Pour l’Etat, qui estime que les deux hommes n’apportent pas la preuve d’un préjudice pour leur famille, le dédommagement doit être minoré en raison de la personnalité des deux hommes, condamnés à six ans de prison pour trafic de stupéfiants alors qu’El Jabri a deux autres condamnations à son casier judiciaire. De fait, « s’il y a effectivement eu un préjudice », l’avocat général a réclamé que la cour déduise le nombre de jours de prison effectués au titre de la condamnation infligée pour le trafic de stupéfiants, soit 2.196 jours.

« J’ai un sentiment d’écœurement, de dégoût »

« Je trouve la position de l’Etat honteuse. La justice continue à être aveugle, elle devrait avoir honte d’elle », a réagi Abdlekader Azzimani. « C’est inhumain, irrespectueux. Il y a beaucoup de mépris. J’ai un sentiment d’écœurement, de dégoût. On nous dit que notre famille n’a pas souffert : c’est une insulte. Mon père est décédé dans la souffrance », a lâché, de son côté à la sortie de l’audience, Abdelrrahim El Jabri.

En février, a souligné Me Darrigade, cette audience en indemnisation avait dû être reportée car l’avocat de l’agent judiciaire du trésor ne trouvait plus trace de la détention de 13 ans d’Abdelrrahim El Jabri. Et de constater que, ce mardi, le casier judiciaire de son client « portait toujours la mention de la condamnation ».

Les neuvième et dixième condamnés depuis 1945 à obtenir un acquittement 

Pour rappel, la cour de révision avait annulé le 15 mai 2013 la condamnation d’Abdlekader Azzimani et Abdelrrahim El Jabri, et le 3 juillet 2014, les deux hommes devenaient les neuvième et dixième condamnés depuis 1945 à obtenir un acquittement au terme d’une procédure en révision.

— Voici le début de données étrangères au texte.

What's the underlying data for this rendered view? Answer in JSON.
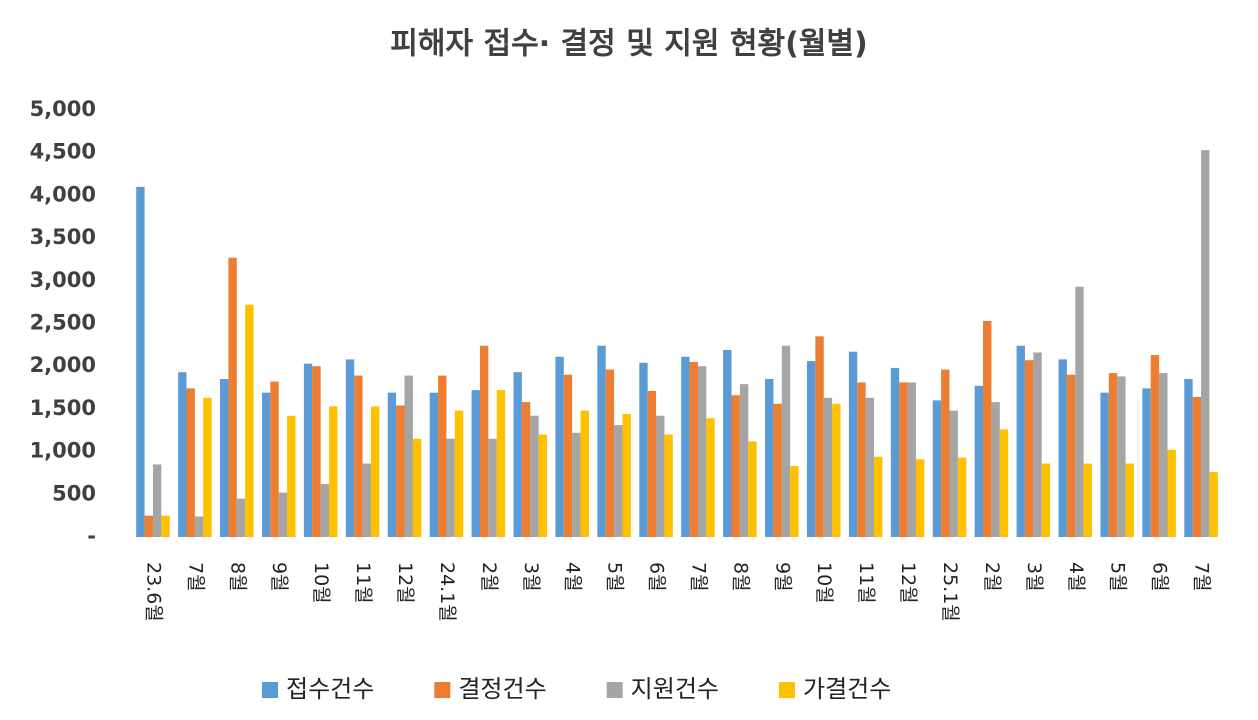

En 2012, Loïc Sécher avait reçu, lui, 797.352 euros, la plus importante indemnité accordée à un ancien détenu, pour sept ans et trois mois d’incarcération à la suite d’une condamnation, en 2003, à 16 ans de réclusion pour le viol d’une adolescente qui s’était rétractée. Ce mardi, à l’issue de l’audience, le jugement de « l’affaire Azzimani - El Jabri » a été mis en délibéré au 17 novembre. Il est ensuite susceptible d’appel devant la commission nationale d’indemnisation à Paris.

*Les deux hommes avaient été condamnés par la Cour d’appel de Perpignan pour le meurtre d’Abdelaziz Jhilal, dit « Azzouz ». Celui-ci avait été sauvagement tué, à 22 ans, le 21 décembre 1997, de 112 coups de couteau. Abdlekader Azzimani et Abdelrrahim El Jabri ont toujours clamé leur innocence.